GCHQ’s NCSC warns that third party suppliers may be businesses’ biggest cyber security risk.
Despite spending millions on cyber security enhancements and compliance around the General Data Protection Regulation (GDPR), organisations remain reluctant to address the weakest link in their IT security environment – their supply chain and associated third-party relationships.
A report in October from the UK National Cyber Security Centre revealed that the GCHQ offshoot had stopped almost 1,200 attacks in the past two years and is fighting off around 10 attacks every week.
Addressing third party cyber security risks are challenging and significant.
For larger organisations, procurement decisions are usually made without input from those responsible for cyber security, and such agreements can provide access to critical systems via open application programming interfaces (APIs) and other interaction mechanisms.
Supplier relationships are also overwhelming without a standard process to manage cyber risk when the relationship is via an arms-length contractual arrangement. Many organisations are struggling to address their internal network security issues and have not sufficiently considered the risks beyond their own network.
But third party cyber security risk is too significant and too dangerous an issue for board members to continue to overlook.
Current regulatory initiatives including the Networks and Information Systems (NIS) Directive and GDPR require organisations to take responsibility for ensuring that external suppliers have implemented adequate cyber security measures.
Both NIS and GDPR require notification to the Information Commissioner’s Office (ICO) no later than 72 hours after an organisation is aware of a data breach or a cyber incident having a substantial impact on its services.
Many data breaches affecting large organisations occur within a third party service provider. Organisations that do not have the contractual provisions and processes in place with these suppliers to secure the necessary information surrounding the data breach are unlikely to meet the 72-hour deadline.
Missed deadlines and poor or inaccurate information reveal due diligence and contractual failures. These failures increase the risk of a regulatory investigation and significant financial penalties.
But regulatory fines are just the beginning. There are also civil liabilities, as well as loss of consumer trust and investor confidence that result from a cyber breach. Under GDPR, individuals can claim compensation for material and non-material damage.
A data controller is jointly and severally liable for the damage if it was in some way also responsible for a breach due to unlawful processing by a data processor.

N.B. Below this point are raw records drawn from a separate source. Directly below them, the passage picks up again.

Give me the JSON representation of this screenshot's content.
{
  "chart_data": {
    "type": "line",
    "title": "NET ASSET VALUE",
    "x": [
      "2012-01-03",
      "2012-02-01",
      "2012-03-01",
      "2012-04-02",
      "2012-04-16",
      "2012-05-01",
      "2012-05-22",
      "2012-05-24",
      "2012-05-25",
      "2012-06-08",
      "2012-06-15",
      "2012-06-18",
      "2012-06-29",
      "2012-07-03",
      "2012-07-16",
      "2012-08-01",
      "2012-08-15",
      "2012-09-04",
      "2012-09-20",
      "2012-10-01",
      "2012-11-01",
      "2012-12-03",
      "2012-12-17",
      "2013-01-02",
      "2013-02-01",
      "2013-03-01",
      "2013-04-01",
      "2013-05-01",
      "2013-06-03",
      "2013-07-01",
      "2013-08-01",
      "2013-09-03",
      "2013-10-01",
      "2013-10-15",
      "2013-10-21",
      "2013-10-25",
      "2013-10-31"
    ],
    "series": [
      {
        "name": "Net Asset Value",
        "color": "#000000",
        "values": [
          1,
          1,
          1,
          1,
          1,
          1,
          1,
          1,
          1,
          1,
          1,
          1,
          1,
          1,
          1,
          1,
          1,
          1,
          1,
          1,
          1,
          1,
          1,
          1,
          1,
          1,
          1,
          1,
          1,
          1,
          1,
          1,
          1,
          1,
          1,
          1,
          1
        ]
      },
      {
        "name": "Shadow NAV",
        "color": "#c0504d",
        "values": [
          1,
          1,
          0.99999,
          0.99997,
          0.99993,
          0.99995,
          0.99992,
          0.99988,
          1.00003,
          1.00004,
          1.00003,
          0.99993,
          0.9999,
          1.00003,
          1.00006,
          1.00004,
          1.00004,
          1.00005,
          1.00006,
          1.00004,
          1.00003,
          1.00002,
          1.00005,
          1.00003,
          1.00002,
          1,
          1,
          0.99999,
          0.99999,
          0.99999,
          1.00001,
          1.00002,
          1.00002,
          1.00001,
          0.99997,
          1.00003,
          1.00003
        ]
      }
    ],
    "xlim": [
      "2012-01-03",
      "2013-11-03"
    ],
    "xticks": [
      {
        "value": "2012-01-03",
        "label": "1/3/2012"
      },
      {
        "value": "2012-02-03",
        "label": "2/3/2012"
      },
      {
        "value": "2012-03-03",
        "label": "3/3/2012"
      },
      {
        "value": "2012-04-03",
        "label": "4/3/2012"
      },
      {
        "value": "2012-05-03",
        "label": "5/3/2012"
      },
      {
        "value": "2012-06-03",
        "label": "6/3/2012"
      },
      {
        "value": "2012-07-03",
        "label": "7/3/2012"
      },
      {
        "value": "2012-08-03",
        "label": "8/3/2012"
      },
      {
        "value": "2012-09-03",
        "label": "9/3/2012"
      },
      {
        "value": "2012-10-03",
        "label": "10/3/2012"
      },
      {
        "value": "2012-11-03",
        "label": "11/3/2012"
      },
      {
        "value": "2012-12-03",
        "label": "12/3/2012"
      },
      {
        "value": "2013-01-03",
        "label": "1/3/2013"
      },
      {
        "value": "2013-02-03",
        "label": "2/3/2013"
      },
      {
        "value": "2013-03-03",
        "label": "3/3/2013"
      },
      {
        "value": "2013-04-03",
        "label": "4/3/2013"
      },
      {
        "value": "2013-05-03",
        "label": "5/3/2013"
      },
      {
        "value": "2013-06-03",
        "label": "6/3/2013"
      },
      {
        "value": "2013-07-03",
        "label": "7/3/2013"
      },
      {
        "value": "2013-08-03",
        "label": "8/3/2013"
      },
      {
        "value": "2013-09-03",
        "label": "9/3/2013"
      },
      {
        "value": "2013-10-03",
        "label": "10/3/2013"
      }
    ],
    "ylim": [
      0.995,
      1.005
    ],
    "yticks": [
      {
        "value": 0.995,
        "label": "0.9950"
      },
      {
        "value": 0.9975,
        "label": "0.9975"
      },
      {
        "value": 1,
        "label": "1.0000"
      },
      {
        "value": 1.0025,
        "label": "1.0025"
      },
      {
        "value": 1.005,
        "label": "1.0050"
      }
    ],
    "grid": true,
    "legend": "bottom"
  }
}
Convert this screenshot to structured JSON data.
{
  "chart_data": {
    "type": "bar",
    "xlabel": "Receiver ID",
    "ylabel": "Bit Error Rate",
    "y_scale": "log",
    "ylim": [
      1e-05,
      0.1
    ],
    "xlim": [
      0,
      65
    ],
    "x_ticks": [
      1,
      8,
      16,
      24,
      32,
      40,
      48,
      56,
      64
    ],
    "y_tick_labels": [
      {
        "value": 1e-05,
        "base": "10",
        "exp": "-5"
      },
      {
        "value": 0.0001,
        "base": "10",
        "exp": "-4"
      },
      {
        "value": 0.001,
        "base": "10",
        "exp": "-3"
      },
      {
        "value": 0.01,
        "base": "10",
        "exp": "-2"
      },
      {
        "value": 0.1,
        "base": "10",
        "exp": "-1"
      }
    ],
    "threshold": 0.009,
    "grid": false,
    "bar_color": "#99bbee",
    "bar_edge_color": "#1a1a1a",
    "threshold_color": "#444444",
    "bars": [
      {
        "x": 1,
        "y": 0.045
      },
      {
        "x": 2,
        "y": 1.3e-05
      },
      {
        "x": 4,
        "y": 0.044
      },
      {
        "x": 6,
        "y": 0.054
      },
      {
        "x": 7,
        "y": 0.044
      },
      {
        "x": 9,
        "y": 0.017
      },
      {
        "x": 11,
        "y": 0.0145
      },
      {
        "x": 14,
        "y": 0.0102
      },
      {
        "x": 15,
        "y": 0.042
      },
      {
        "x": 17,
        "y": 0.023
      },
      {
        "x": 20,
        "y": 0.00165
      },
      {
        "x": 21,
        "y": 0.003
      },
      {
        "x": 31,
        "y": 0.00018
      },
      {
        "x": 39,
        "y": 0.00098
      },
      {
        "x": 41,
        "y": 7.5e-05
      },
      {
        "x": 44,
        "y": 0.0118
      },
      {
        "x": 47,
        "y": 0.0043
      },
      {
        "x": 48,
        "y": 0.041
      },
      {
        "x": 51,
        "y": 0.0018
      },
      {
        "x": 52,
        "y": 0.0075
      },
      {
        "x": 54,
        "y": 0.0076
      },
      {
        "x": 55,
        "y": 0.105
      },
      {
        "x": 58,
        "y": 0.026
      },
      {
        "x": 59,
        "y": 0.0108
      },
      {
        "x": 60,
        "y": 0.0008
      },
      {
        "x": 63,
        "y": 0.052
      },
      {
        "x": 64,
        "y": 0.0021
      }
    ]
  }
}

To mitigate these risks, organisations that outsource cyber security functions should comprehensively review their third party contractual arrangements and revise their internal procurement processes and procedures to include cyber security assessments. These reviews should, at a minimum, assess, document and monitor these agreements.
Cyber threats are on the rise in both number and complexity. They are purposely attacking the supply chain. Recent regulatory approaches under NIS and GDPR require organisations to take an active role overseeing their third-party providers.
Failure to do so can result in regulatory fines, civil liabilities and reputational loss. Investing human and financial capital now to assess and mitigate risk can help significantly reduce these liabilities, protect an organisation’s reputation and strengthen consumer trust.